Thursday, April 5, 2012

Why Does the Audition Room Scare Us So Much?

I acted with Joe Hernández-Kolski on a short film called Mr. President and have continued to run into him around town. He recently posted this fantastic advice for actors on his Facebook and agreed to let me re-post here. This is insight from the inside! Enjoy!

I had the good fortune of being a reader for Risa Bramon Garcia and Toby Guidry the other day. I had met Risa through one of her daylong acting workshops (I highly suggest taking her next master class). I read opposite of about thirty actors, both men and women.

Now, everything that I’m about to say, you probably already know but I’m gonna say it again because sitting on the other side of the camera is SO FREAKING INFORMATIVE.

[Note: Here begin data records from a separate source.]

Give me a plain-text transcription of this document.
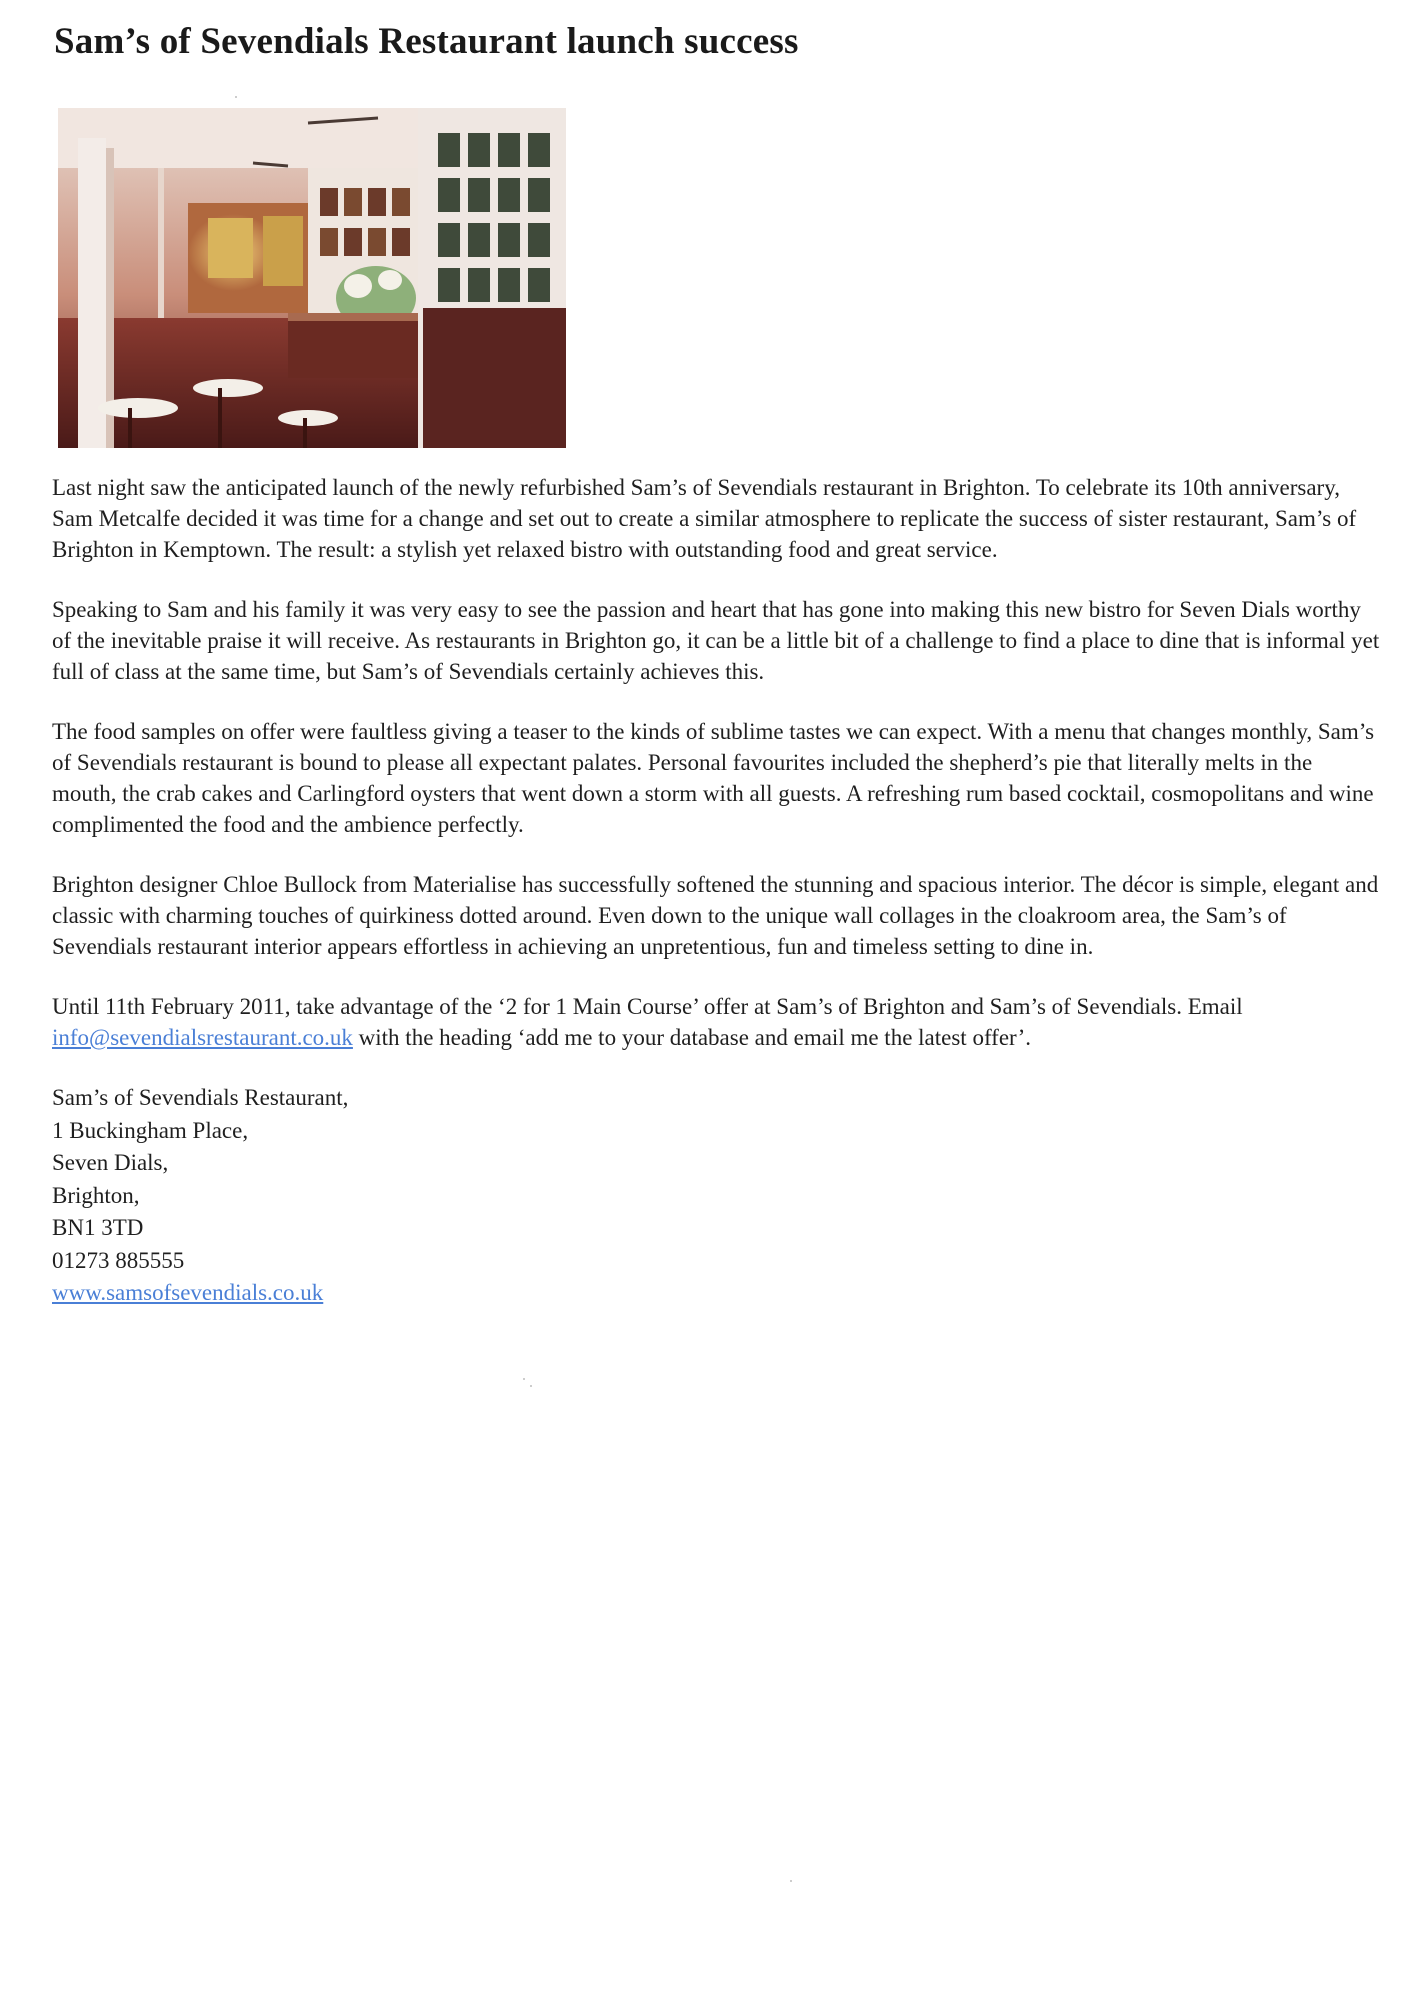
Sam’s of Sevendials Restaurant launch success

Last night saw the anticipated launch of the newly refurbished Sam’s of Sevendials restaurant in Brighton. To celebrate its 10th anniversary, Sam Metcalfe decided it was time for a change and set out to create a similar atmosphere to replicate the success of sister restaurant, Sam’s of Brighton in Kemptown. The result: a stylish yet relaxed bistro with outstanding food and great service.

Speaking to Sam and his family it was very easy to see the passion and heart that has gone into making this new bistro for Seven Dials worthy of the inevitable praise it will receive. As restaurants in Brighton go, it can be a little bit of a challenge to find a place to dine that is informal yet full of class at the same time, but Sam’s of Sevendials certainly achieves this.

The food samples on offer were faultless giving a teaser to the kinds of sublime tastes we can expect. With a menu that changes monthly, Sam’s of Sevendials restaurant is bound to please all expectant palates. Personal favourites included the shepherd’s pie that literally melts in the mouth, the crab cakes and Carlingford oysters that went down a storm with all guests. A refreshing rum based cocktail, cosmopolitans and wine complimented the food and the ambience perfectly.

Brighton designer Chloe Bullock from Materialise has successfully softened the stunning and spacious interior. The décor is simple, elegant and classic with charming touches of quirkiness dotted around. Even down to the unique wall collages in the cloakroom area, the Sam’s of Sevendials restaurant interior appears effortless in achieving an unpretentious, fun and timeless setting to dine in.

Until 11th February 2011, take advantage of the ‘2 for 1 Main Course’ offer at Sam’s of Brighton and Sam’s of Sevendials. Email info@sevendialsrestaurant.co.uk with the heading ‘add me to your database and email me the latest offer’.

Sam’s of Sevendials Restaurant,
1 Buckingham Place,
Seven Dials,
Brighton,
BN1 3TD
01273 885555
www.samsofsevendials.co.uk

First of all, when you walk into the room, you are walking into a room full of people who want you to do well. They want you to knock the crap out of the ball and send it screaming into the left field stands. And trust me, I get it. The insecurities, wondering if you’re good enough, the fact that this is your first audition in a while, the thought that, “This could change EVERYTHING.” But put it all away and get excited to play. Risa once said, when you walk in the door, you should demonstrate the idea that, “If I was on set right now, in this role, this is how I would play it.” No disclaimers, just stand behind your choices. That’s the most important thing – MAKE CLEAR CHOICES.

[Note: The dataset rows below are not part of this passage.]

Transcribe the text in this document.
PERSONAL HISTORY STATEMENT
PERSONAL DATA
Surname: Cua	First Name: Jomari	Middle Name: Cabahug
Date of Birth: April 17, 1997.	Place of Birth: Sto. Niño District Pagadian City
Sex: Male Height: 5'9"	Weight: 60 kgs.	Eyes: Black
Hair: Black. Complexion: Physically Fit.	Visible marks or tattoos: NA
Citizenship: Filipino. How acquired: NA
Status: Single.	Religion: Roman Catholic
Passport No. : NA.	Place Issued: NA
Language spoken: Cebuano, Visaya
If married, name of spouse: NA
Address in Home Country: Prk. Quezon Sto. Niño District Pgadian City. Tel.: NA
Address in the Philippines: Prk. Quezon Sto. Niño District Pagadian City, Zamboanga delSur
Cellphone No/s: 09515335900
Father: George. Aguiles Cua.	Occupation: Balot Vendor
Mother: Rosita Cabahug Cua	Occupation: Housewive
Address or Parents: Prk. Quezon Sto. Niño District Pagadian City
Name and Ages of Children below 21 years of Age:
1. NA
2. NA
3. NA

Give yourself way more time than you think you need to prepare. Yes, you’re incredibly busy between your job, your volunteer work, your late-night rehearsal and that unexpected thing that always pops up just because the universe knows that you have an audition. You say to yourself, “Okay, the audition is at 2pm tomorrow. I’ll work on it when I get home tonight and then I’ll do more work tomorrow morning. I’ll be fine.” Honestly, you might be. But I watched several actors the other day (and I’ve watched myself do it many a time) walk in and they were nowhere near prepared. They’re buried in the sides, the technical jargon trips them up, they have a great presence and delivery but they just don’t bring it.

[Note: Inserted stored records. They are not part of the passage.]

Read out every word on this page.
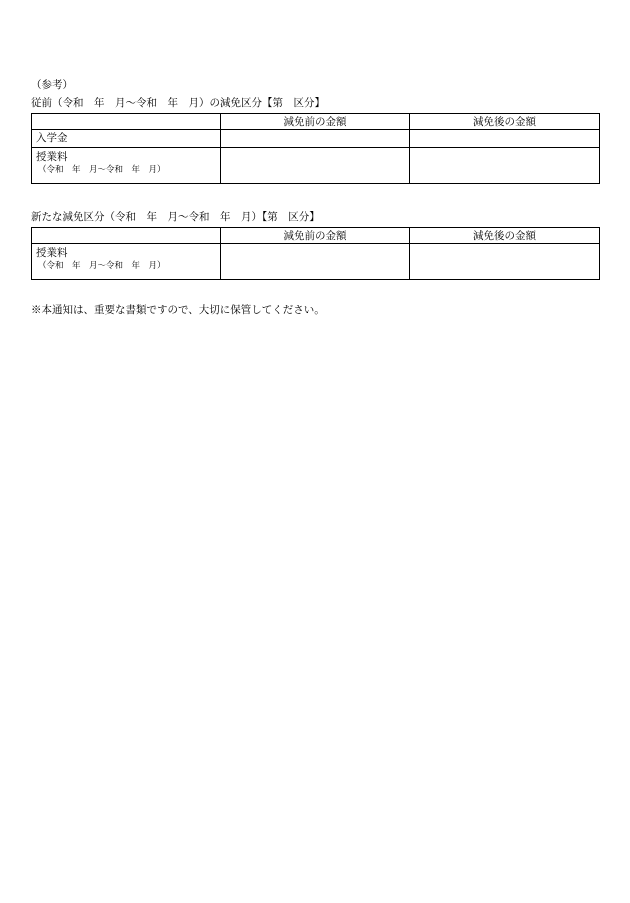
（参考）
従前（令和　年　月～令和　年　月）の減免区分【第　区分】
	減免前の金額	減免後の金額
入学金		
授業料
（令和　年　月～令和　年　月）		

新たな減免区分（令和　年　月～令和　年　月）【第　区分】
	減免前の金額	減免後の金額
授業料
（令和　年　月～令和　年　月）		

※本通知は、重要な書類ですので、大切に保管してください。
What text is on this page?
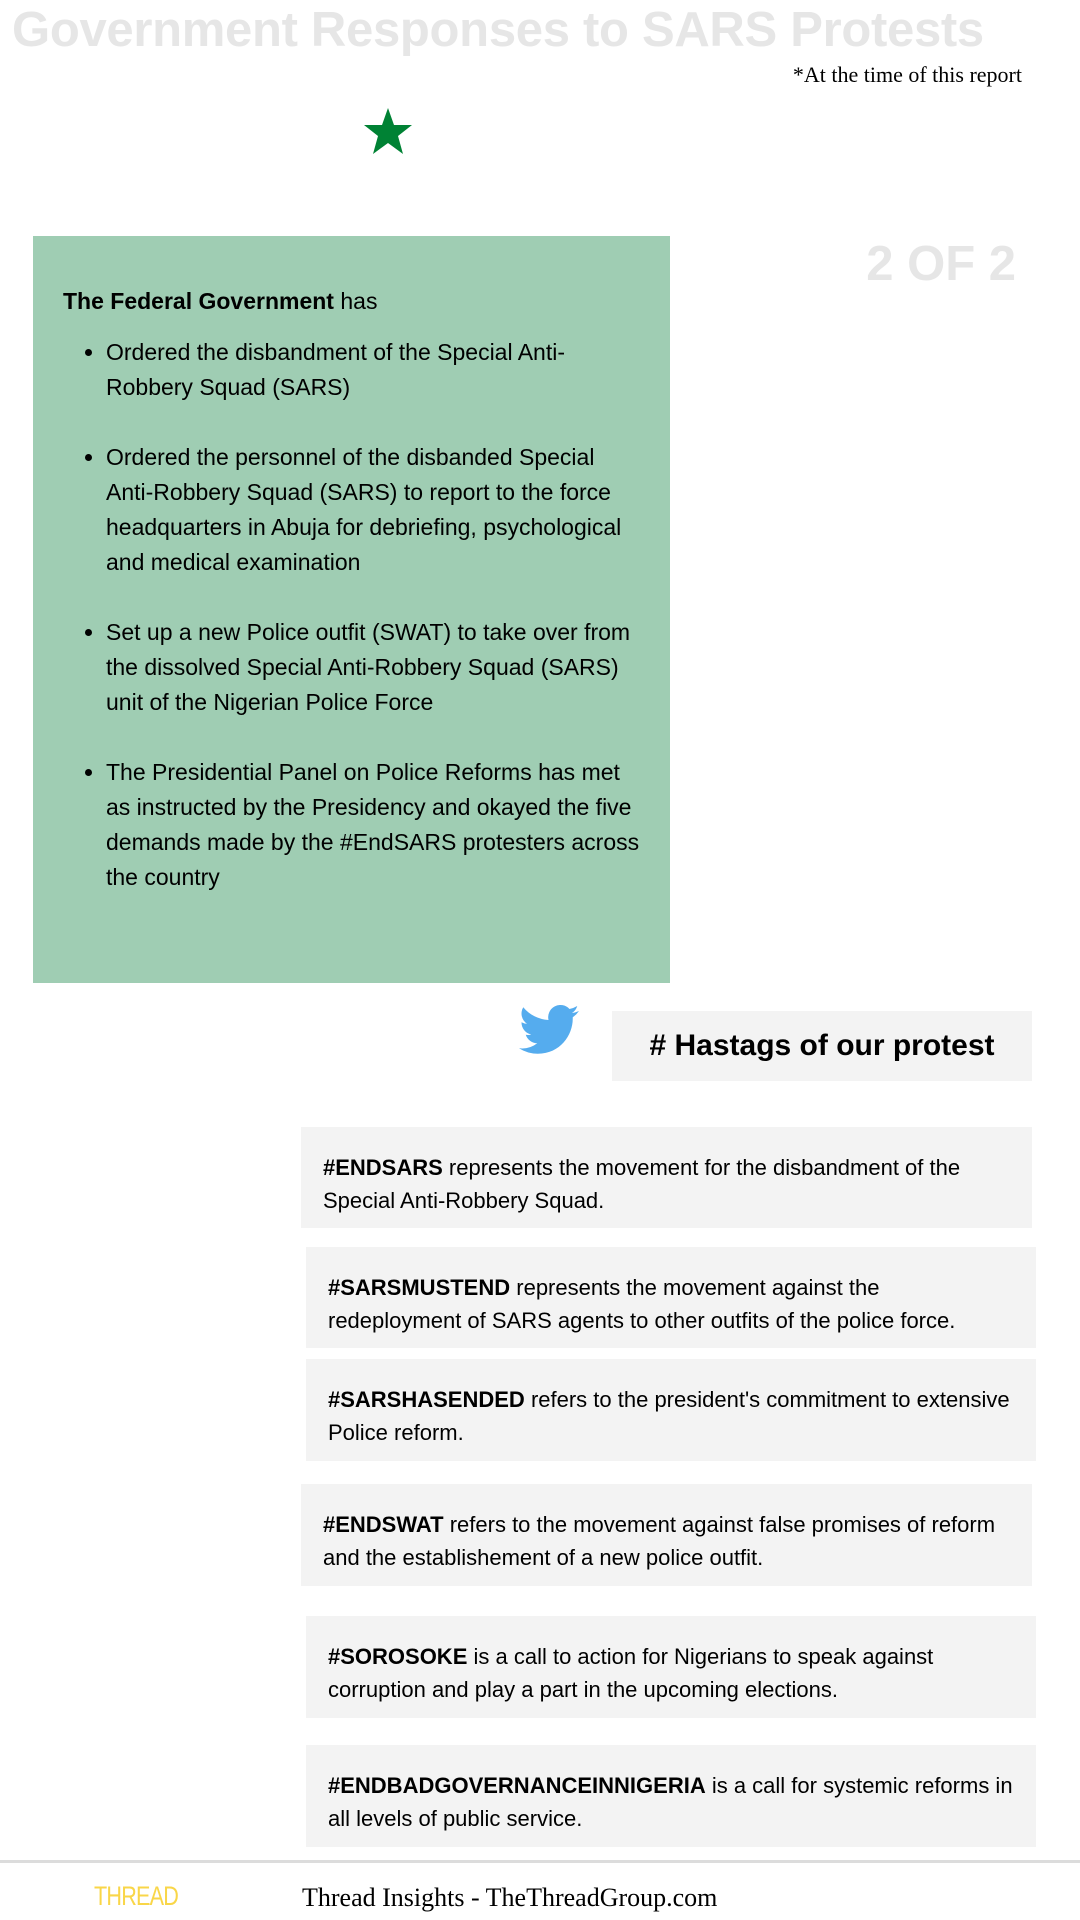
Government Responses to SARS Protests
*At the time of this report
2 OF 2
The Federal Government has
• Ordered the disbandment of the Special Anti-Robbery Squad (SARS)
• Ordered the personnel of the disbanded Special Anti-Robbery Squad (SARS) to report to the force headquarters in Abuja for debriefing, psychological and medical examination
• Set up a new Police outfit (SWAT) to take over from the dissolved Special Anti-Robbery Squad (SARS) unit of the Nigerian Police Force
• The Presidential Panel on Police Reforms has met as instructed by the Presidency and okayed the five demands made by the #EndSARS protesters across the country
# Hastags of our protest
#ENDSARS represents the movement for the disbandment of the Special Anti-Robbery Squad.
#SARSMUSTEND represents the movement against the redeployment of SARS agents to other outfits of the police force.
#SARSHASENDED refers to the president's commitment to extensive Police reform.
#ENDSWAT refers to the movement against false promises of reform and the establishement of a new police outfit.
#SOROSOKE is a call to action for Nigerians to speak against corruption and play a part in the upcoming elections.
#ENDBADGOVERNANCEINNIGERIA is a call for systemic reforms in all levels of public service.
THREAD	Thread Insights - TheThreadGroup.com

The casting directors are dealing with a lot of different things at the same time. So if they’re not in your session, trust me, it has nothing to do with you. Just focus on your work. Be happy to be there. And use your reader. Make eye contact with them as soon as you get in the room so the connection between the two of you doesn’t surprise you when the audition starts. We’re there for you. With one actor, I could see that he was in his head. With a couple of others, we actually played. One actress came so strong that she threw me off my game and I missed my line. She was very well prepared. And last but not least...

Do not sabotage yourself. Very often, the casting directors are open to what you bring to the role. You are there for a reason. Just because you might’ve read the breakdown and said, “That’s not me,” play it with everything that you’ve got. If you're given this opportunity, know that the casting directors have already gone through a lot of submissions from actors who don't even get the chance to come in. But YOU DO. And I saw some amazing actors who just weren't right for the roles but, trust me, Risa and Toby made note and I know that they'll bring them back in. I was very impressed by the care that both of them took with their actors.

Throughout the day, I just kept coming back to the idea of living in your truth. Sure, you’ve gotta do the homework, find your beats, make your choices, etc, but, most importantly, just let them see YOU. That’s the most valuable tool that you have when you walk in the room.